After explaining that the answer to that question wasn't important, but the ability to find it was, and ignoring the continued whining about homework, I received the following email from a reader (I changed the numbers to protect privacy):

Our company was recently bought out and my annual salary per my contract is \$53,300, we used to get paid on a different pay period and therefore calculation. Now we are paid bi-weekly. I asked my HR person because I have a \$202.40 discrepancy now. They are paying \$28.91/hour instead of \$29.02. The higher up has explained that it is because the money doesn't actually get paid all in the same year so it's 26.1 pay periods? It seems to me my hourly rate is \$53,300/1,820 hours per year, how can it not be?

The answer to this question all revolves around math and problem-solving. No matter what work this person does, she needs math to answer her question.

Math seems to be hated and it shouldn't be. I once complained to my daughter's school principal that I thought the math curriculum was weak and she rolled her eyes and said, "Oh, are you one of those math people?"

Yes, yes, I am. But wait, you say, aren't you an HR person turned writer and speaker? Yes, yes, I am. And I wouldn't be where I am today without the ability to do math.

Now, I'm not saying that everyone needs to understand differential calculus. I couldn't do calculus now, as it's been close to 20 years since I've done it. But everyone needs to learn basic algebra.

What is algebra? It's problem-solving. In the real world, we have to figure out X all the time.

So, let's take a look at this employee's problem and figure it out. There aren't 52 weeks in a year; there are 52 weeks and 1 day in a year. Depending on your workweek, that can either result in 1,820 working hours per year (assuming a 35-hour workweek, which this person has), or 1,827 working hours per year. So, 7*29.02=\$203.14, which explains the difference. (Why aren't the numbers exact? Rounding errors. We don't pay in partial pennies.)

But this also brings up a critical HR issue: How do you tell employees what their salaries are? Lots of people want to see an annual salary because we often think about money in those terms, but that's actually the worst way to tell someone their salary. (And incidentally, it's doubtful that this employee has an actual contract, as outside of unions those are quite rare in the United States, especially when you're not an executive.)

• Hourly employees: State salary as an hourly rate. Then there's no promise, implied or otherwise, of a total value. "You will be paid \$29.02 per hour."
• Salaried Exempt employees: Exempt employees are paid by the pay period. If they are paid weekly, you list a weekly salary. If they are paid every two weeks, you list two weeks' worth of pay. If they are paid twice a month, you list whatever the annual salary is divided by 24. Employees who are paid every two weeks get 26 paychecks, compared to the 24 of a twice a month employee.
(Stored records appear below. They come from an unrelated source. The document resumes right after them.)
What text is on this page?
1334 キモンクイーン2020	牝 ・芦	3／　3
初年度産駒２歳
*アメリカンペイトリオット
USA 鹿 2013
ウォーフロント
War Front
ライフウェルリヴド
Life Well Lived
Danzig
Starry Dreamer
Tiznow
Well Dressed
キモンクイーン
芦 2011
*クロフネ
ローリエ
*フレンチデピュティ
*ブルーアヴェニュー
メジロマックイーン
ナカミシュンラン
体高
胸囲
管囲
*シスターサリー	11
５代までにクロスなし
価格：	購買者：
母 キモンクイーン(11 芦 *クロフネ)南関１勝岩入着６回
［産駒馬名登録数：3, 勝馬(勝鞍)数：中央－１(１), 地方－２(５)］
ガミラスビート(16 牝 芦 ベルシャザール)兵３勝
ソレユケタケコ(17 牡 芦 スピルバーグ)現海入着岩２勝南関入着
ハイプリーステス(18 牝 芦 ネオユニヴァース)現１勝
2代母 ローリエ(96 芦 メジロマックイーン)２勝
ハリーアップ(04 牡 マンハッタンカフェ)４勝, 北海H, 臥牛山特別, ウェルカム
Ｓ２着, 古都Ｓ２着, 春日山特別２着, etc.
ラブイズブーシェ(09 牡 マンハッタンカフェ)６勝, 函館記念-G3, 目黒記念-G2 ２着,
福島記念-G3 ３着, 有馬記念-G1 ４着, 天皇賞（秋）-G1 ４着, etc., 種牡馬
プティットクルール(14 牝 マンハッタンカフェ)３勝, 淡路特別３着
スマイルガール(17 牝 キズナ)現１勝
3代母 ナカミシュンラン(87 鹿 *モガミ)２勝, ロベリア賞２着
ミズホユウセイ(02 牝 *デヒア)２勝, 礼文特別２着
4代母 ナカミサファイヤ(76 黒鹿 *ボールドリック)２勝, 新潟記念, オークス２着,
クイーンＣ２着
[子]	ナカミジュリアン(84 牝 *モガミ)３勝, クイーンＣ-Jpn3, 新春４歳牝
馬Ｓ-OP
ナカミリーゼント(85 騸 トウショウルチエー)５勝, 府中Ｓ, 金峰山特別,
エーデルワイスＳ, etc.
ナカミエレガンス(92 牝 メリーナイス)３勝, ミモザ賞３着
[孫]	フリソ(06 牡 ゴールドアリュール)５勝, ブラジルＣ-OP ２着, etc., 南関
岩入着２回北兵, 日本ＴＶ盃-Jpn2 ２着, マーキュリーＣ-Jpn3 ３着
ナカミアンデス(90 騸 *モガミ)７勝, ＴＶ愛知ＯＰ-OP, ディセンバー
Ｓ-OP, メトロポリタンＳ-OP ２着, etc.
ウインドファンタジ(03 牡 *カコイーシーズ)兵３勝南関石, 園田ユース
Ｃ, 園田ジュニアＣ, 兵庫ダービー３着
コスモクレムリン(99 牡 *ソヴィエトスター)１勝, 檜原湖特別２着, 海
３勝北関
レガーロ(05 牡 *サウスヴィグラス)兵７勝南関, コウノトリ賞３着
And, of course, you should have your employment attorney take a look at your offer letter template to make sure all everything is ship-shape. Local laws can vary, so you need someone familiar with those laws.

But back to the main point: We all need math or people can take advantage of us. And make sure your children's teachers and principals know that, yes, you are one of those math people who understand the critical nature of numbers in everyday life.